Any small business owner needs to understand at least the fundamentals of their finances, and although a Bookkeeper can be of great help, it is important that you understand what all of those oh so helpful reports are telling you.
Today, I’m going to go over the Profit and Loss (P&L) Statement, and how this can help you understand the state of your business.
The P&L Statement measures your income, costs and expenses over a set period of time (often a year, quarter, or month). Reviewing your P&L statement over the course of several months can give you a pretty good idea as to how your business is faring. It will also help you to identify (in real numbers) any seasonal patterns or trends.
Gross Earnings: The first line of the P&L is “Sales” (product sold) or “Revenue” (services rendered). This is the “top line”, and refers to the sum of all sales or revenue earned during the period. Depending on the detail of the report, you may find that this is broken down further into types of sales or revenue, depending on the variety of your sources of income.
From your total revenue, we need to subtract all of the costs to run your business, which will leave us with our “bottom line” or “Net Earnings”. There are several different kinds of costs that need to be accounted for to determine your net earnings.
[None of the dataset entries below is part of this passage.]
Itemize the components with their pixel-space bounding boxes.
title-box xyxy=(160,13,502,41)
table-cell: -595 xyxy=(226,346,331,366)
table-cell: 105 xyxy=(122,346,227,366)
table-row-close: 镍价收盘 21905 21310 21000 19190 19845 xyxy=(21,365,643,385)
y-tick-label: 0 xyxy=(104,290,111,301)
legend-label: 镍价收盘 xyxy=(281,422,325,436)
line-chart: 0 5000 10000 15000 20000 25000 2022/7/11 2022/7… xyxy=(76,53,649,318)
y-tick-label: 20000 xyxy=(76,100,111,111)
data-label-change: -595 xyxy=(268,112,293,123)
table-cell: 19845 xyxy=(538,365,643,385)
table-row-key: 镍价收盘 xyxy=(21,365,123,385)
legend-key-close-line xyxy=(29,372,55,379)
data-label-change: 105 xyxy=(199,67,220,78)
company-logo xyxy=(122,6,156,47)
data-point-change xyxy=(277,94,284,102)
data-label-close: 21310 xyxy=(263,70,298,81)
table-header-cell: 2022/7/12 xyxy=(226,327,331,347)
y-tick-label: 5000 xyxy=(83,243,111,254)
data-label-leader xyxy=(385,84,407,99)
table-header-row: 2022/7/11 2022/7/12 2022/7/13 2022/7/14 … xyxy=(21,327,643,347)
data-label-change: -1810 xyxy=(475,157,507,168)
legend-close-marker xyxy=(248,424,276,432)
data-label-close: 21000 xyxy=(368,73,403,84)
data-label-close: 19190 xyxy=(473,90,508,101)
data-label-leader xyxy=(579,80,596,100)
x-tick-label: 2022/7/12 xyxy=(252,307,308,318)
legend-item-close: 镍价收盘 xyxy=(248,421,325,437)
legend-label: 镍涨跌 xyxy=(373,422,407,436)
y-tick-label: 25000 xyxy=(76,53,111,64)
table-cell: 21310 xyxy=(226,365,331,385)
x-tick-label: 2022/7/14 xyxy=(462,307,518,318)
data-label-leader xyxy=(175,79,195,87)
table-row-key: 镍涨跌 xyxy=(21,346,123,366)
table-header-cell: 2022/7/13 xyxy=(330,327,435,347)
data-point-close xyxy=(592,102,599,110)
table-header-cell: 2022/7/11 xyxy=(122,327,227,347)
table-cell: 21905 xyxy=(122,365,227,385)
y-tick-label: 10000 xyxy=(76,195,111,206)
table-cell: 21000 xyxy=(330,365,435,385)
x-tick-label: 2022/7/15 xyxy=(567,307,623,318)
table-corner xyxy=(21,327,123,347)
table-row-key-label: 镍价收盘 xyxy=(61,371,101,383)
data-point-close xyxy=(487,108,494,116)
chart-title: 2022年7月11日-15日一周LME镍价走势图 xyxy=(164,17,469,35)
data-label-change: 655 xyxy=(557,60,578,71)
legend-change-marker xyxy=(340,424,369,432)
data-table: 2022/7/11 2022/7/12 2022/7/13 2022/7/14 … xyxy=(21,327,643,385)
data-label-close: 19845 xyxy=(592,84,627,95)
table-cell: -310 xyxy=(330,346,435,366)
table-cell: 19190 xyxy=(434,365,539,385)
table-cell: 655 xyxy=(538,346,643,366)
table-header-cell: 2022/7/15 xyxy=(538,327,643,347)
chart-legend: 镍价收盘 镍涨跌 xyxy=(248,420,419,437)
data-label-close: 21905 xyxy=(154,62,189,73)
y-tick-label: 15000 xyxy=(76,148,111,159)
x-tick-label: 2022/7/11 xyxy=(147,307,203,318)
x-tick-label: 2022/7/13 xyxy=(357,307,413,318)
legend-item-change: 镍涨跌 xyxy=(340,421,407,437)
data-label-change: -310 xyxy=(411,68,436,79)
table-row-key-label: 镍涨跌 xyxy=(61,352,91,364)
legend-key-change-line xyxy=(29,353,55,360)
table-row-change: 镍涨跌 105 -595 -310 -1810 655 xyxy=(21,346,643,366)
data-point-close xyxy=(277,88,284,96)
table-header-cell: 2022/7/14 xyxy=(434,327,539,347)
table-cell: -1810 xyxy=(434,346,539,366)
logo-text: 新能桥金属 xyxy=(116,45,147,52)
Cost of Goods Sold (COGS): If you sell a product, you will have to first purchase the raw materials or prepared product for your inventory.
Depreciation: Investments that the company has made will lose value over time. For example, if you purchase a company car for $28,000, over the course of 5 years it may only be worth $6,000. This loss in value is calculated regularly to reflect the current estimated value of assets.
Operational Expenses: Operational expenses primarily reflect the cost of salaries for staff, debt, and regular bills. Essentially, the day to day cost of doing business.
Financial Costs: These are usually related to interest on loans, late payment fines, interest on credit cards, bank accounts, exchange costs/gains etc.
Extraordinary Costs/Gains: Sometimes, there are just strange, non-recurring costs or revenues that don’t really fit anywhere else. It’s a good idea to make sure that if there are any extraordinary costs or gains, you know where they came from.
Gross Profit: Revenue – COGS = Gross Profit This numbers is helpful to know just how much money your company is bringing in every period. This is what you have to pay your bills.
Earnings before interest and tax (EBIT): Gross profit – Operational expenses = EBIT. This is a helpful performance indicator as to how your company is doing.
Net Earnings: Your “bottom line”. The end result of all Revenue – all Costs, including interest and tax. This is what your company really brought in during the period. Hopefully, this number is positive and meeting your goals. If not, you’re potentially in trouble, and need to find out how to either increase your revenues, or cut your costs. This value can either be retained within the company, or paid out to shareholders.
For small businesses, I recommend that the P&L report be reviewed regularly. As previously mentioned, it can help identify trends, seasonal patterns, as well as warn you of impending danger. If you don’t already receive this report from your bookkeeper or accountant, I highly recommend that you ask them for it as part of your regular monthly financial reports, and of course, don’t be afraid to ask questions.